You can notice that the pattern to create memoized factorial is repeated. We can split it into a function, called generator
, because I'm bad at naming things:
const _memoizedFac = memoize(_fac);
const anotherMemoizedFac2 = _memoizedFac();
const anotherMemoizedFac1 = _memoizedFac(anotherMemoizedFac2);
const anotherMemoizedFac = _memoizedFac(anotherMemoizedFac1);
const generator = () => _memoizedFac(anotherMemoizedFac);
const memoizedFac = generator();
Replace anotherMemoizedFac
with generator()
as well:
const _memoizedFac = memoize(_fac);
const generator = generator => _memoizedFac(generator(generator)); // Maximum call stack size exceeded
const memoizedFac = generator(generator);
We got stack overflow, since Javascript is not lazy evaluation. There is a tip to avoid this problem:
const _memoizedFac = memoize(_fac);
const generator = generator => number => _memoizedFac(generator(generator))(number);
const memoizedFac = generator(generator);
Create another function called y
, to move _memoizedFac
out as a parameter:
const _memoizedFac = memoize(_fac);
const y = _memoizedFac => {
const generator = generator => number => _memoizedFac(generator(generator))(number);
return generator(generator);
};
const memoizedFac = y(_memoizedFac);
Rename to make it shorter:
const _memoizedFac = memoize(_fac);
const y = f => {
const g = g => n => f(g(g))(n);
return g(g);
};
const memoizedFac = y(_memoizedFac);
Final step:
const y = f => (g => n => f(g(g))(n))(g => n => f(g(g))(n));
const memoizedFac = y(memoize(_fac));
Done!

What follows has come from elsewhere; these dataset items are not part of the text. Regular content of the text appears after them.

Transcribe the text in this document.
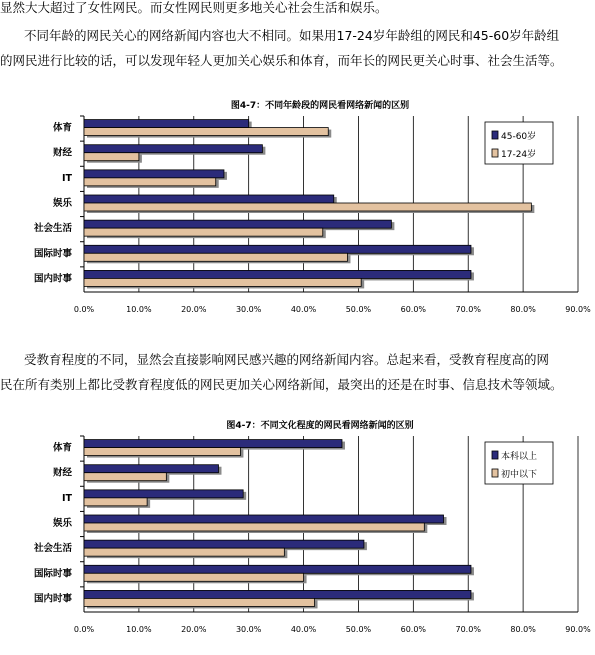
显然大大超过了女性网民。而女性网民则更多地关心社会生活和娱乐。
不同年龄的网民关心的网络新闻内容也大不相同。如果用17-24岁年龄组的网民和45-60岁年龄组
的网民进行比较的话，可以发现年轻人更加关心娱乐和体育，而年长的网民更关心时事、社会生活等。
图4-7：不同年龄段的网民看网络新闻的区别
0.0%	10.0%	20.0%	30.0%	40.0%	50.0%	60.0%	70.0%	80.0%	90.0%
体育
财经
IT
娱乐
社会生活
国际时事
国内时事
45-60岁
17-24岁
受教育程度的不同，显然会直接影响网民感兴趣的网络新闻内容。总起来看，受教育程度高的网
民在所有类别上都比受教育程度低的网民更加关心网络新闻，最突出的还是在时事、信息技术等领域。
图4-7：不同文化程度的网民看网络新闻的区别
0.0%	10.0%	20.0%	30.0%	40.0%	50.0%	60.0%	70.0%	80.0%	90.0%
体育
财经
IT
娱乐
社会生活
国际时事
国内时事
本科以上
初中以下
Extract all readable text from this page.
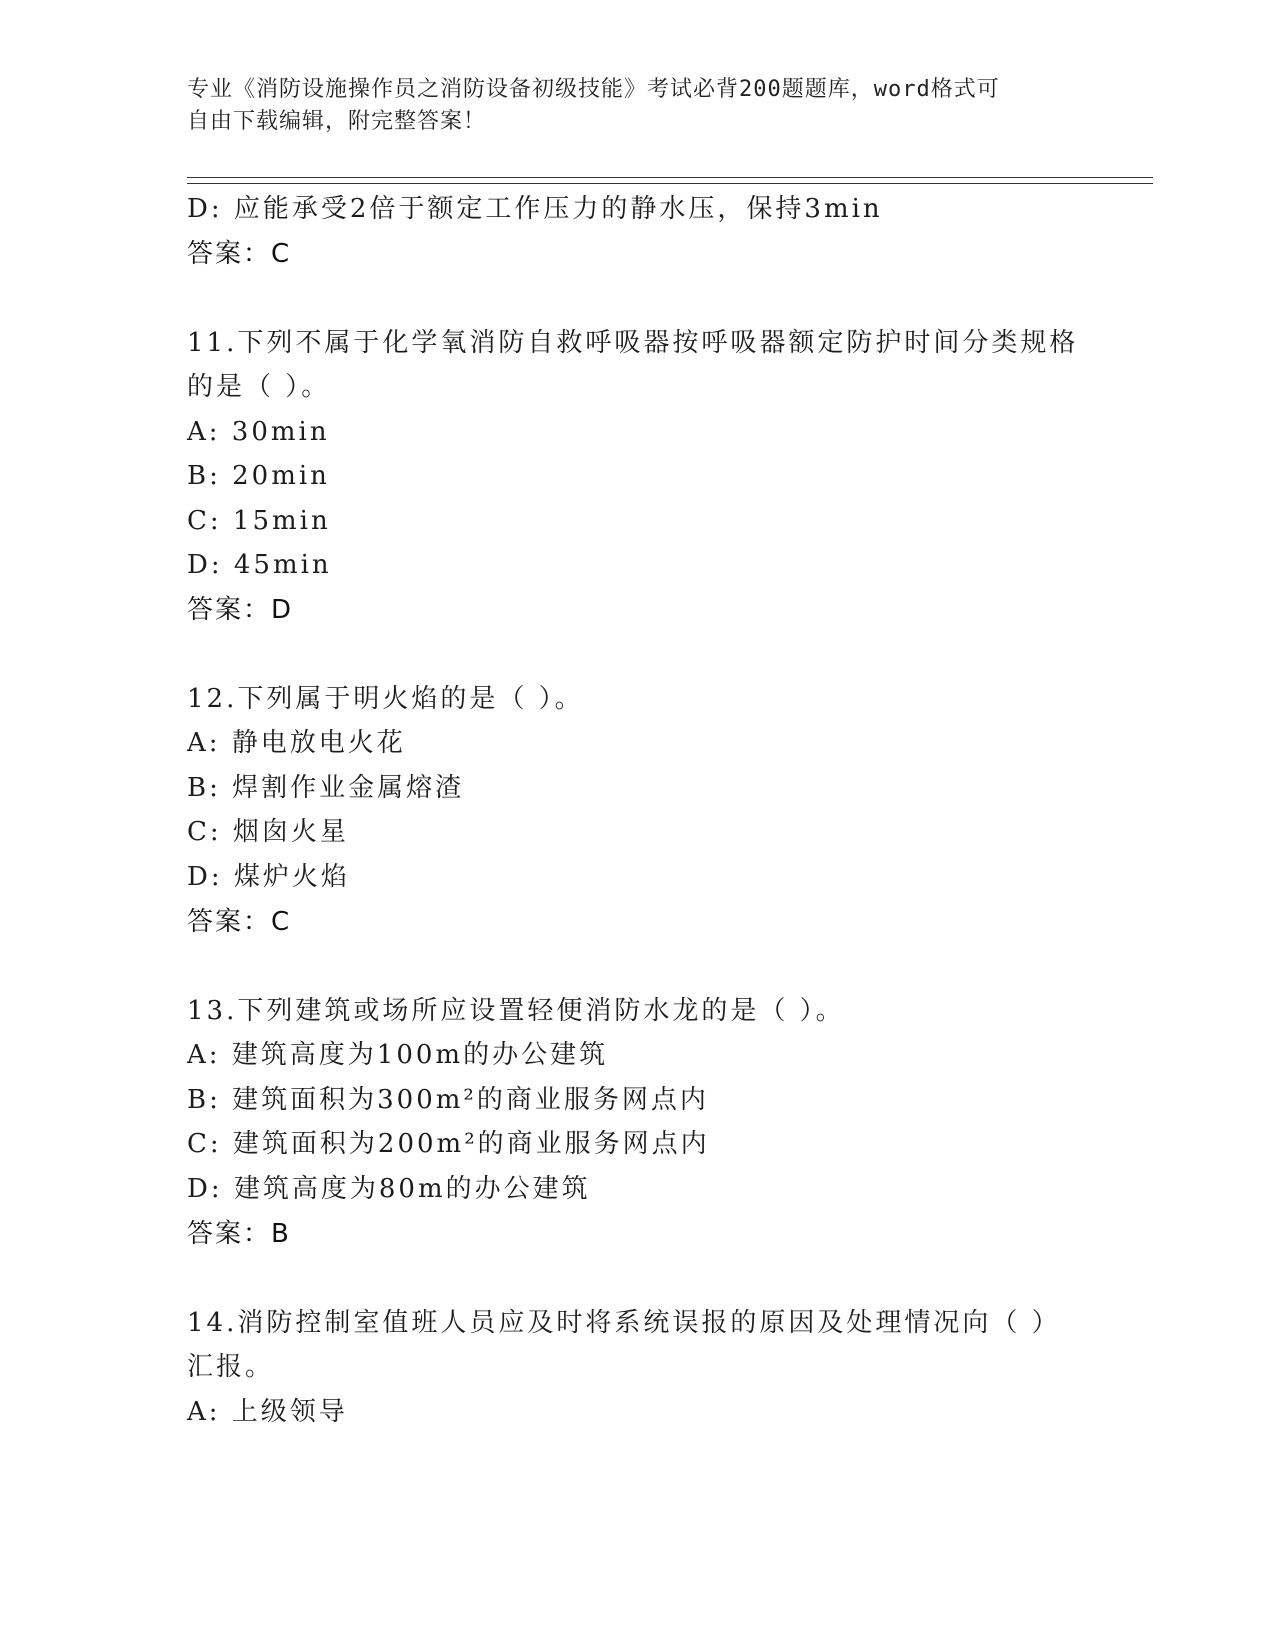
专业《消防设施操作员之消防设备初级技能》考试必背200题题库，word格式可
自由下载编辑，附完整答案！
D: 应能承受2倍于额定工作压力的静水压，保持3min
答案：C
11.下列不属于化学氧消防自救呼吸器按呼吸器额定防护时间分类规格
的是（ ）。
A: 30min
B: 20min
C: 15min
D: 45min
答案：D
12.下列属于明火焰的是（ ）。
A: 静电放电火花
B: 焊割作业金属熔渣
C: 烟囱火星
D: 煤炉火焰
答案：C
13.下列建筑或场所应设置轻便消防水龙的是（ ）。
A: 建筑高度为100m的办公建筑
B: 建筑面积为300m²的商业服务网点内
C: 建筑面积为200m²的商业服务网点内
D: 建筑高度为80m的办公建筑
答案：B
14.消防控制室值班人员应及时将系统误报的原因及处理情况向（ ）
汇报。
A: 上级领导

This is the completed code snippet so you can try it yourself:
const log = jest.fn();
const y = f => (g => n => f(g(g))(n))(g => n => f(g(g))(n));
const _fac = anotherFac => n => {
log();
if (n <= 1) return 1;
return n * anotherFac(n - 1);
};
const memoize = f1 => {
let cache = {};
return f2 => arg => {
if (cache[arg]) return cache[arg];
const result = f1(f2)(arg);
cache[arg] = result;
return result;
};
};
const fac = y(_fac); // Non-memoized version
const memoizedFac = y(memoize(_fac)); // Memoized version
expect(fac(3)).toEqual(6);
expect(fac(3)).toEqual(6);
expect(log).toHaveBeenCalledTimes(6);
log.mockClear();
expect(memoizedFac(3)).toEqual(6);
expect(memoizedFac(3)).toEqual(6);
expect(memoizedFac(4)).toEqual(24);
expect(log).toHaveBeenCalledTimes(4);
As you can see, _fac
alone is quite useless. Y-combinator helps function which is not-recursive-yet, like _fac
, become recursive. This is also why a startup accelerator names their company after it, as in the FAQs:
Why did you choose the name “Y Combinator?”
The Y combinator is one of the coolest ideas in computer science. It's also a metaphor for what we do. It's a program that runs programs; we're a company that helps start companies.
In this article, we have gone through the concept of memoization, its problem with recursive function, and a fancy solution for that problem using y-combinator. Although most of programming languages already support recursion, there are still cases for y-combinator to shine. There are also some good reads about this topic, On recursive function and Why Y. So, enjoy!